As I look around I don’t see equal attention being given to help ensure that young girls and women grow up feeling comfortable with their own femininity and maternal instincts. In today’s world I wonder if we make sure that we allow a little girls the opportunity to consider homemaking as an exciting rewarding alternative. I also know a number of women my mother’s age who actually feel embarrassed in social situations when they are asked what they do and they say "nothing" or "I don’t work outside the home." My mother has a really dear friend who never worked outside her home and she tells me that she makes up stupid answers when she is asked that question, and while she laughs about it I know it bothers her.
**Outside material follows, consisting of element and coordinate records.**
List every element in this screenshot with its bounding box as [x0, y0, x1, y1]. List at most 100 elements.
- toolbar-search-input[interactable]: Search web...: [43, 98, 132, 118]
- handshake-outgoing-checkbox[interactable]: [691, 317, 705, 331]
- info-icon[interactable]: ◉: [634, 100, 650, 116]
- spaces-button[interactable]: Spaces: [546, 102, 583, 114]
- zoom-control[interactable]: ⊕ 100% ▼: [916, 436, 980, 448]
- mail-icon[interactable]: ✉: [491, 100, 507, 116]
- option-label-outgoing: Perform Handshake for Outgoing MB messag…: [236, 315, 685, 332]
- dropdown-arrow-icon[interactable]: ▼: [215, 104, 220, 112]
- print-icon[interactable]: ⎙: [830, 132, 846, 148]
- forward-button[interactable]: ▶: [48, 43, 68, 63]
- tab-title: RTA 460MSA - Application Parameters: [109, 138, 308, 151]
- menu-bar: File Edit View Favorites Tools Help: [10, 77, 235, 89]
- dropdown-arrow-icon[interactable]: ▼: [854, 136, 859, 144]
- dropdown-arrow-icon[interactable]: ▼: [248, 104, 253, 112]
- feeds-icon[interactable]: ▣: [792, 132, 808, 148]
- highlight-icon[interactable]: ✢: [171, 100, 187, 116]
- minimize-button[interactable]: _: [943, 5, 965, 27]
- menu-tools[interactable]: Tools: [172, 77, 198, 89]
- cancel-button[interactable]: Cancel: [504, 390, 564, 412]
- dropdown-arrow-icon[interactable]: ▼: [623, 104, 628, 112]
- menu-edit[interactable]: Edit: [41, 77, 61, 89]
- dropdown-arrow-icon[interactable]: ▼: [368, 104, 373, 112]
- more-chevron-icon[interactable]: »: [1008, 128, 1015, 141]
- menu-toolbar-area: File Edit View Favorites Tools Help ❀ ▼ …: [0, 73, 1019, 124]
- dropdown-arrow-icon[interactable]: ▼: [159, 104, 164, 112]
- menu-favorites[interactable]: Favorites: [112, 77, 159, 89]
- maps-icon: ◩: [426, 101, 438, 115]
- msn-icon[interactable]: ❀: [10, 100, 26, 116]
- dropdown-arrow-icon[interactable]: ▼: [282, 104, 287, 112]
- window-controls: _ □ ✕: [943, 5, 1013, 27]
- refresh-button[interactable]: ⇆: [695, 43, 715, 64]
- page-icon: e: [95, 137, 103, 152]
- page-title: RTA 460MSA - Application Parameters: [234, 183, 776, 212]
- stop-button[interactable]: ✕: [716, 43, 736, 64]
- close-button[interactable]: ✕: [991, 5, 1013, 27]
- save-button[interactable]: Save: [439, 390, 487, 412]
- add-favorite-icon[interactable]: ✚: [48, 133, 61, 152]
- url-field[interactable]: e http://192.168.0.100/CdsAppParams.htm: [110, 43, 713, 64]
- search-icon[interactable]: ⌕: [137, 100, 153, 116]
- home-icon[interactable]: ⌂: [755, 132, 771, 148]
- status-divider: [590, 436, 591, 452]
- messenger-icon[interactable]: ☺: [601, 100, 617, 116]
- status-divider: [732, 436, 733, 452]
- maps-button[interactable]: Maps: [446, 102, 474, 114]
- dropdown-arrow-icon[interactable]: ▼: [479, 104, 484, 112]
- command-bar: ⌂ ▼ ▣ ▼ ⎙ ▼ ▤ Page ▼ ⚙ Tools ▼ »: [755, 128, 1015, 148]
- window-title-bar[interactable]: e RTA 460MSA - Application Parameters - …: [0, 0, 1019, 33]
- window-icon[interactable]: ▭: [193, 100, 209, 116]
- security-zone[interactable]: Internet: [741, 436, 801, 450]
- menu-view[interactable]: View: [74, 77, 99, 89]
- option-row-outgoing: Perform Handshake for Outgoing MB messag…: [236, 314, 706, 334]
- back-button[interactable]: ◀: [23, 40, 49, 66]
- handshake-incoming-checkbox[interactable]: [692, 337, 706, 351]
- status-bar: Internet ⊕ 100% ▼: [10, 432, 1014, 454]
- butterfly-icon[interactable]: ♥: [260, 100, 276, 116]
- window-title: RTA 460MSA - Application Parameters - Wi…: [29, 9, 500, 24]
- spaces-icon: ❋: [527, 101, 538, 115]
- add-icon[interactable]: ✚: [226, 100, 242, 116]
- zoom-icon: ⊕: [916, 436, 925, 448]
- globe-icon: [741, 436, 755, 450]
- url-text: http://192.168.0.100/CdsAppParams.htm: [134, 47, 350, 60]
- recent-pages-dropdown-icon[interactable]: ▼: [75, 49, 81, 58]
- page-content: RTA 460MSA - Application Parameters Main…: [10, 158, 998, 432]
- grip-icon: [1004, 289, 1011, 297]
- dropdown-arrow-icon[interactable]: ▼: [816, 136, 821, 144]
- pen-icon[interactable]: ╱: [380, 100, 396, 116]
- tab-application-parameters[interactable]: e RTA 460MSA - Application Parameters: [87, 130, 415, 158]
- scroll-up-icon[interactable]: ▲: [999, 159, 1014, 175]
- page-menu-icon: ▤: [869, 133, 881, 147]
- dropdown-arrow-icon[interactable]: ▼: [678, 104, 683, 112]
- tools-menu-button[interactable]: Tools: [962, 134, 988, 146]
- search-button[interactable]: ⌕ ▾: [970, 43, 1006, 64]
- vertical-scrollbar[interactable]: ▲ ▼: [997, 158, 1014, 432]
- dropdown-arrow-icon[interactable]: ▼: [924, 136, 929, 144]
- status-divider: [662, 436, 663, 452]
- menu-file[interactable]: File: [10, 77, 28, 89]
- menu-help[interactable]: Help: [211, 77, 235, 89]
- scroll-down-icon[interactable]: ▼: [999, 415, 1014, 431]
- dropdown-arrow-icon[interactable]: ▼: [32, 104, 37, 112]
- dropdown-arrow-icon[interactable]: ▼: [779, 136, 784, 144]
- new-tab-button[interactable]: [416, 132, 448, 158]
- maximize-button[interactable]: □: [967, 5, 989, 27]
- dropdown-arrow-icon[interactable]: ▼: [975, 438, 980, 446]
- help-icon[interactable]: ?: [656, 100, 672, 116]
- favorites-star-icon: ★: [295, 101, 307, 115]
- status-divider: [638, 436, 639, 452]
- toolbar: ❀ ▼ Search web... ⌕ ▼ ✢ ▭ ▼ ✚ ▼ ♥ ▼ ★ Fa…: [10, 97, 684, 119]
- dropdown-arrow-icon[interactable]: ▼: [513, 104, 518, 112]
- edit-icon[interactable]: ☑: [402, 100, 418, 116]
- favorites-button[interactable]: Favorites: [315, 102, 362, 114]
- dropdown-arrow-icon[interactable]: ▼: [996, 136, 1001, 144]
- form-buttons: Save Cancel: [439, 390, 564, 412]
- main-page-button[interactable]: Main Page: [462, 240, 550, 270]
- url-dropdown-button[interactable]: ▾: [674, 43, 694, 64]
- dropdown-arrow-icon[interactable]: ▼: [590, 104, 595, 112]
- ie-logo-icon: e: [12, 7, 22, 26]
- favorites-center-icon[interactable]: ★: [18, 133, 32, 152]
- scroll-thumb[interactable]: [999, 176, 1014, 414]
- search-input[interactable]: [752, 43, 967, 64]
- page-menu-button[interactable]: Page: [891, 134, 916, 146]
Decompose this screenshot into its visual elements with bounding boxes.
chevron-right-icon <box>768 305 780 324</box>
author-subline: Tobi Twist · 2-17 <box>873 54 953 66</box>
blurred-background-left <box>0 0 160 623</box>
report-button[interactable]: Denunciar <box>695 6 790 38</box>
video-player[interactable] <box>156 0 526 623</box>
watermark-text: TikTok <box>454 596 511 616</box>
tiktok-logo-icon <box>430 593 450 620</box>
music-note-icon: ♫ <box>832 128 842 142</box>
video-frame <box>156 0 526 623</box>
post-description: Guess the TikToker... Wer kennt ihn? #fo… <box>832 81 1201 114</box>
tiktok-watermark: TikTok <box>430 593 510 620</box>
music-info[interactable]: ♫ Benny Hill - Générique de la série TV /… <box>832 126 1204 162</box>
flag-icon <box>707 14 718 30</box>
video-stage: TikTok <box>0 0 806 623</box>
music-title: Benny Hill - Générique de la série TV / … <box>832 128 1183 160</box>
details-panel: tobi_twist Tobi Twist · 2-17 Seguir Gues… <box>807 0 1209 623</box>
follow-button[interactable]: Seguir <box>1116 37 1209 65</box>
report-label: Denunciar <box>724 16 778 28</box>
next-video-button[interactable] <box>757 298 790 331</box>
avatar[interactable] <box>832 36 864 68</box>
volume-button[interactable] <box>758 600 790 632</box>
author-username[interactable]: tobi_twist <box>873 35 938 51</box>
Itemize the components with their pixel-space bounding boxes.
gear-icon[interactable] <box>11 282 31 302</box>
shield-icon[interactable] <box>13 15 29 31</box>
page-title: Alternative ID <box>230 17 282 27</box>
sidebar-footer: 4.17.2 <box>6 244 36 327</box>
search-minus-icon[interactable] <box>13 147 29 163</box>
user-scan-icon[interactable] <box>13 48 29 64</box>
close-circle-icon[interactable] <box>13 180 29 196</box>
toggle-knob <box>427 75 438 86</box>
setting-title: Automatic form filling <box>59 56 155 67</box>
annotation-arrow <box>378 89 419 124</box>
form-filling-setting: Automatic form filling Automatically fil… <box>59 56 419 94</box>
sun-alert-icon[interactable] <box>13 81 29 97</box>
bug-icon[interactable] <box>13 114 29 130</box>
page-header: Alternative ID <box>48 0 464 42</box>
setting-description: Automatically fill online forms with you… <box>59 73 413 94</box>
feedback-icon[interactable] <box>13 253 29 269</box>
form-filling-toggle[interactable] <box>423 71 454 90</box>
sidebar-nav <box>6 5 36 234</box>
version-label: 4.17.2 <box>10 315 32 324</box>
I guess the real issue for me is that I do believe that in many ways men and women are different. I also believe that almost every woman has the desire to someday become a mother and no matter how career oriented a woman is, at the same time she has very strong maternal instincts. I think those instincts often extend towards her husband and other family members such as parents or siblings. I don’t think these feelings are right or wrong but I do think that most women have a nature instinct towards nurturing and caretaking which does not go away just because they pursue careers or work outside of the home. What often happens is what we call the "superwoman" complex where successful women believe they have to not only be the best professionally, but they also have to be the best mothers and homemakers. Obviously, that is an impossible task even for the most super of the "superwomen". At the same time the women that do not have the need or desire to be something other than successful homemakers feel totally inadequate because how can you be a "superwoman" if you just stay at home and take care of the kids.

It’s funny when I talk to my own mother about this. She says she believes she had the best of both worlds, and think perhaps she did but she also compromised a lot. I think her compromises were the right ones for her, but I think she would be the first to admit that she also missed a lot with respect to watching her own children grow up. In fact, last year she surprised all of us when she left the international firm at which she had been a partner for years to join a young public software company here in the Valley. When asked why she did it she said "I don’t want to travel so much now that I have a grandchild." When I pushed her on her reasoning she explained that she really had a need to participate in my son’s childhood and she didn’t want to miss the early years. I asked her if she had regrets about her choices and she said "I just don’t have as many memories of you kids when you were little as I wish I had." I know she means it and in some ways that makes me very sad. I know I don’t want to feel that way when my kids are grown but at the same time I feel like I am supposed to want other things even more because women today are supposed to have higher aspirations than simply motherhood.

I guess this is what I mean when I say I wish sometimes that I had grown up in a simpler time when it was not only okay to want to be a stay at home mom, but it was the norm.I wish I lived in a community where if I stayed at home with my children there would be lots of other young mothers like me at home in my neighborhood so that my children could play with their children and I would also have adult companions. The reality is that even if I didn’t work I would probably have to send my children to preschool or something because there would be no other young children in the neighborhood to play with because all of their mothers are at work. I also know that their are economic factors that force this in many cases. Nevertheless, it sounds nice and I think it is the kind of world my grandmothers knew. I am sure that I will find the right balance for myself and I know that ultimately I will want a lifestyle that includes some combination of homemaking and career pursuits. For me the secret will be deciding which one will be my priority. I hope I make the right choice.